# Dell Inspiron 1501 screen issue



## Garryson01 (Apr 11, 2008)

A colleague of mine has a dell inspiron 1501, 512mb ram, windows Vista home basic. I've already told them that they need a ram upgrade to be able to run vista.

When the laptop turns on, the screen is fine but if the screen goes to sleep and it then woken up, the screen begins to flutter and generally not work properly.
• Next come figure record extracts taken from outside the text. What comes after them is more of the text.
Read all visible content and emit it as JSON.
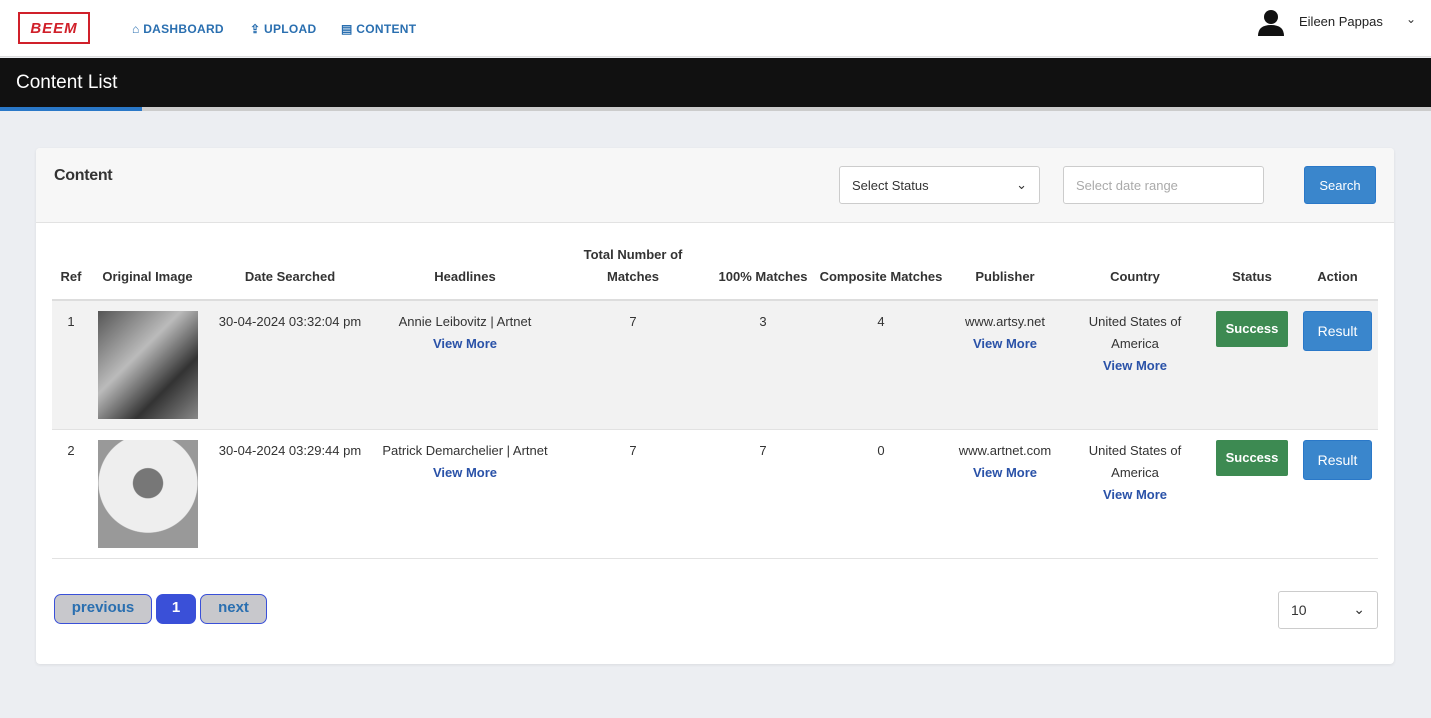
{
  "nav": {
    "logo": "BEEM",
    "links": [
      "DASHBOARD",
      "UPLOAD",
      "CONTENT"
    ],
    "user": "Eileen Pappas"
  },
  "page_title": "Content List",
  "card": {
    "title": "Content",
    "status_select": "Select Status",
    "date_placeholder": "Select date range",
    "search": "Search"
  },
  "table": {
    "headers": [
      "Ref",
      "Original Image",
      "Date Searched",
      "Headlines",
      "Total Number of Matches",
      "100% Matches",
      "Composite Matches",
      "Publisher",
      "Country",
      "Status",
      "Action"
    ],
    "view_more": "View More",
    "rows": [
      {
        "ref": 1,
        "date": "30-04-2024 03:32:04 pm",
        "headline": "Annie Leibovitz | Artnet",
        "total": 7,
        "full": 3,
        "composite": 4,
        "publisher": "www.artsy.net",
        "country": "United States of America",
        "status": "Success",
        "action": "Result"
      },
      {
        "ref": 2,
        "date": "30-04-2024 03:29:44 pm",
        "headline": "Patrick Demarchelier | Artnet",
        "total": 7,
        "full": 7,
        "composite": 0,
        "publisher": "www.artnet.com",
        "country": "United States of America",
        "status": "Success",
        "action": "Result"
      }
    ]
  },
  "pagination": {
    "previous": "previous",
    "current": 1,
    "next": "next",
    "page_size": 10
  }
}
Any help and advice to sort the problem would be great. We are assuming that it is a loose connection and but are not 100%

cheers
Russ


----------



## TriggerFinger (Jan 30, 2008)

Garryson01 said:


> A colleague of mine has a dell inspiron 1501, 512mb ram, windows Vista home basic. I've already told them that they need a ram upgrade to be able to run vista.
> 
> When the laptop turns on, the screen is fine but if the screen goes to sleep and it then woken up, the screen begins to flutter and generally not work properly.
> 
> ...


Hi Russ,

If you are running Vista. Increase your RAM to 2GB at least. AFAIK 'sleep' mode would eat up RAM and that could explain why it could not work properly at wake up.
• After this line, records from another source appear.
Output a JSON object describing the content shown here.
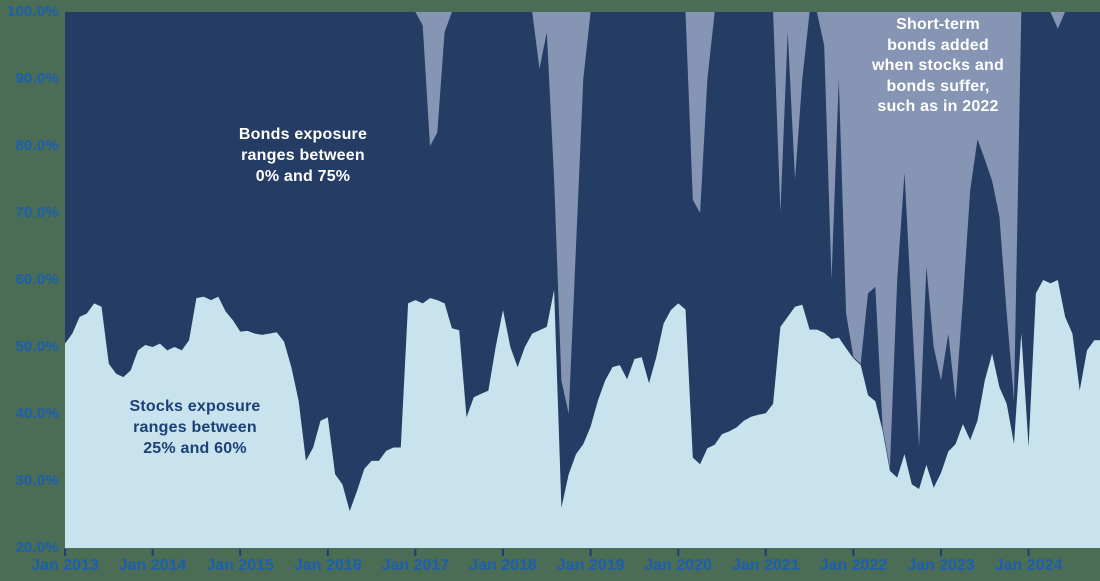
{
  "colors": {
    "background": "#4B6C55",
    "stocks": "#C8E2EE",
    "bonds": "#253C64",
    "short_term_bonds": "#8695B3",
    "axis_label": "#1B5FAF",
    "tick": "#1B3F73",
    "note_on_dark": "#FFFFFF",
    "note_on_light": "#1D4077"
  },
  "axes": {
    "y_labels": [
      "100.0%",
      "90.0%",
      "80.0%",
      "70.0%",
      "60.0%",
      "50.0%",
      "40.0%",
      "30.0%",
      "20.0%"
    ],
    "x_labels": [
      "Jan 2013",
      "Jan 2014",
      "Jan 2015",
      "Jan 2016",
      "Jan 2017",
      "Jan 2018",
      "Jan 2019",
      "Jan 2020",
      "Jan 2021",
      "Jan 2022",
      "Jan 2023",
      "Jan 2024"
    ]
  },
  "annotations": {
    "bonds_note": {
      "lines": [
        "Bonds exposure",
        "ranges between",
        "0% and 75%"
      ]
    },
    "stocks_note": {
      "lines": [
        "Stocks exposure",
        "ranges between",
        "25% and 60%"
      ]
    },
    "short_term_note": {
      "lines": [
        "Short-term",
        "bonds added",
        "when stocks and",
        "bonds suffer,",
        "such as in 2022"
      ]
    }
  },
  "chart_data": {
    "type": "area",
    "stacked": true,
    "grid": false,
    "legend": "none",
    "x_start": "2013-01",
    "x_frequency": "monthly",
    "ylim": [
      20,
      100
    ],
    "y_tick_step": 10,
    "x_tick_month_indices": [
      0,
      12,
      24,
      36,
      48,
      60,
      72,
      84,
      96,
      108,
      120,
      132
    ],
    "unit": "percent_of_portfolio",
    "series": [
      {
        "name": "Stocks",
        "color": "#C8E2EE",
        "values": [
          50.5,
          52,
          54.5,
          55,
          56.5,
          56,
          47.5,
          46,
          45.5,
          46.5,
          49.5,
          50.3,
          50,
          50.5,
          49.5,
          50,
          49.5,
          51,
          57.3,
          57.5,
          57,
          57.5,
          55.3,
          54,
          52.3,
          52.4,
          52,
          51.8,
          52,
          52.2,
          50.8,
          47,
          42,
          33,
          35,
          39,
          39.5,
          31,
          29.5,
          25.5,
          28.5,
          31.8,
          33,
          33,
          34.5,
          35,
          35,
          56.5,
          57,
          56.5,
          57.3,
          57,
          56.5,
          52.8,
          52.5,
          39.5,
          42.5,
          43,
          43.5,
          50,
          55.5,
          50,
          47,
          50,
          52,
          52.5,
          53,
          58.5,
          26,
          31,
          34,
          35.5,
          38.1,
          42,
          45,
          47,
          47.3,
          45.2,
          48.2,
          48.5,
          44.6,
          48.5,
          53.5,
          55.5,
          56.5,
          55.6,
          33.5,
          32.5,
          34.9,
          35.4,
          37,
          37.4,
          38,
          39,
          39.6,
          39.9,
          40.1,
          41.5,
          53,
          54.5,
          56,
          56.3,
          52.6,
          52.6,
          52.1,
          51.2,
          51.4,
          49.8,
          48.3,
          47.3,
          42.8,
          41.9,
          37.5,
          31.5,
          30.5,
          34,
          29.5,
          28.8,
          32.4,
          29,
          31.2,
          34.4,
          35.5,
          38.5,
          36.1,
          39,
          45,
          49,
          44,
          41.5,
          35.5,
          52,
          35,
          58,
          60,
          59.5,
          60,
          54.5,
          52,
          43.5,
          49.5,
          51
        ]
      },
      {
        "name": "Bonds",
        "color": "#253C64",
        "values": [
          49.5,
          48,
          45.5,
          45,
          43.5,
          44,
          52.5,
          54,
          54.5,
          53.5,
          50.5,
          49.7,
          50,
          49.5,
          50.5,
          50,
          50.5,
          49,
          42.7,
          42.5,
          43,
          42.5,
          44.7,
          46,
          47.7,
          47.6,
          48,
          48.2,
          48,
          47.8,
          49.2,
          53,
          58,
          67,
          65,
          61,
          60.5,
          69,
          70.5,
          74.5,
          71.5,
          68.2,
          67,
          67,
          65.5,
          65,
          65,
          43.5,
          43,
          41.5,
          22.7,
          25,
          40.5,
          47.2,
          47.5,
          60.5,
          57.5,
          57,
          56.5,
          50,
          44.5,
          50,
          53,
          50,
          48,
          39,
          44,
          16.5,
          19,
          9,
          31,
          54.5,
          61.9,
          58,
          55,
          53,
          52.7,
          54.8,
          51.8,
          51.5,
          55.4,
          51.5,
          46.5,
          44.5,
          43.5,
          44.4,
          38.5,
          37.5,
          55.1,
          64.6,
          63,
          62.6,
          62,
          61,
          60.4,
          60.1,
          59.9,
          58.5,
          17,
          42.5,
          19,
          33.7,
          47.4,
          47.4,
          42.9,
          8.8,
          38.6,
          5.2,
          0.2,
          0.2,
          15.2,
          17.1,
          0.5,
          0.5,
          29.5,
          42,
          25.5,
          6.2,
          29.6,
          21,
          13.8,
          17.6,
          6.5,
          18.5,
          37.3,
          42,
          33,
          25.8,
          25.5,
          13.5,
          6.5,
          48,
          65,
          42,
          40,
          40.5,
          37.5,
          45.5,
          48,
          56.5,
          50.5,
          49
        ]
      },
      {
        "name": "Short-term bonds",
        "color": "#8695B3",
        "values": [
          0,
          0,
          0,
          0,
          0,
          0,
          0,
          0,
          0,
          0,
          0,
          0,
          0,
          0,
          0,
          0,
          0,
          0,
          0,
          0,
          0,
          0,
          0,
          0,
          0,
          0,
          0,
          0,
          0,
          0,
          0,
          0,
          0,
          0,
          0,
          0,
          0,
          0,
          0,
          0,
          0,
          0,
          0,
          0,
          0,
          0,
          0,
          0,
          0,
          2,
          20,
          18,
          3,
          0,
          0,
          0,
          0,
          0,
          0,
          0,
          0,
          0,
          0,
          0,
          0,
          8.5,
          3,
          25,
          55,
          60,
          35,
          10,
          0,
          0,
          0,
          0,
          0,
          0,
          0,
          0,
          0,
          0,
          0,
          0,
          0,
          0,
          28,
          30,
          10,
          0,
          0,
          0,
          0,
          0,
          0,
          0,
          0,
          0,
          30,
          3,
          25,
          10,
          0,
          0,
          5,
          40,
          10,
          45,
          51.5,
          52.5,
          42,
          41,
          62,
          68,
          40,
          24,
          45,
          65,
          38,
          50,
          55,
          48,
          58,
          43,
          26.6,
          19,
          22,
          25.2,
          30.5,
          45,
          58,
          0,
          0,
          0,
          0,
          0,
          2.5,
          0,
          0,
          0,
          0,
          0
        ]
      }
    ]
  }
}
Some info here too: http://windowshelp.microsoft.com/windows/en-us/help/335c6a5d-0304-4af1-b135-6bf6c124dc111033.mspx

I hope that helps.


----------



## Garryson01 (Apr 11, 2008)

cheers for the help triggerfinger. I have already informed my colleague that more RAM is needed so we will see if that fixes the problem and let you know.


----------



## Lazer (Feb 22, 2009)

I have a Dell Inspiron 1501 with 2 and a half gigs of ram and yet still does the flickering. I believe its the computer itself. Maybe the bios, but i cant blame that until i learn more about it. But im gonna try putting my pc in sleep because i just upgraded the bios.


----------



## rbalaji (Dec 12, 2008)

Isolate the problem by using an external monitor. If the fluttering occurs in the external monitor also, something is wrong with the motherboard, graphics adaptor, graphics driver,etc. If the problem does not appear on external monitor, the LCD or its connection to the motherboard is at fault.


----------



## panyang (Mar 15, 2009)

This is what i did to fix my problems with vertical lines flashing on wake up using Inspiron 1501 with Vista installed on it. try to update bios first by going to support.dell.com found in drivers and downloads.. if not, go to device manager, click the plus sign next to display adapter, right-click the your display adapter and click update driver. it took a long time for the driver to update that i fell asleep waiting for it to finish. when i woke up, it prompted me to restart. After the restart, i tried setting my system to sleep. no more weird vertical lines flashing on wake up. checked device manager again, driver version is release date 6/2/08 ATI RADEON EXPRESS SERIES.

by the way, before these i tried uninstalling and reinstalling the video driver for ATI IGP Xpress 1150 either from dell's website or ati's. no effect. so try clicking on the update driver button instead.


----------



## LuisPR34 (Jul 17, 2010)

Hi guys I'm new here but let me tell You how I fix it. I downloaded the latest bios from Dell and update them in the windows environment then I did a partition on the 250 GB hard drive that I installed on my 1501, Formatted only 1 of the partitions and installed Vista Ultimate 64bit ed Dell OEM finished customizing it and then I installed in the other partition Ubuntu Linux 64bit Lucid ray: Now I'm having a beauty of a laptop and here is the prof:

http://www.picable.com/Concepts/Tim...unning-Ubuntu-Linux-64-Bit-Flawlessly.1488538

Hope it serves You in any way favorable.


----------



## LuisPR34 (Jul 17, 2010)

Hi guys here is a link to a short video I made of my Inspiron 1501 running Ubuntu Linux 64 bit.
http://www.kleep.com/Arts/Video/My-Dell-Inspiron-1501-Running-Ubuntu-Linux-64-Bit-Flawlessly-Video.1532926
Hope You like it.


----------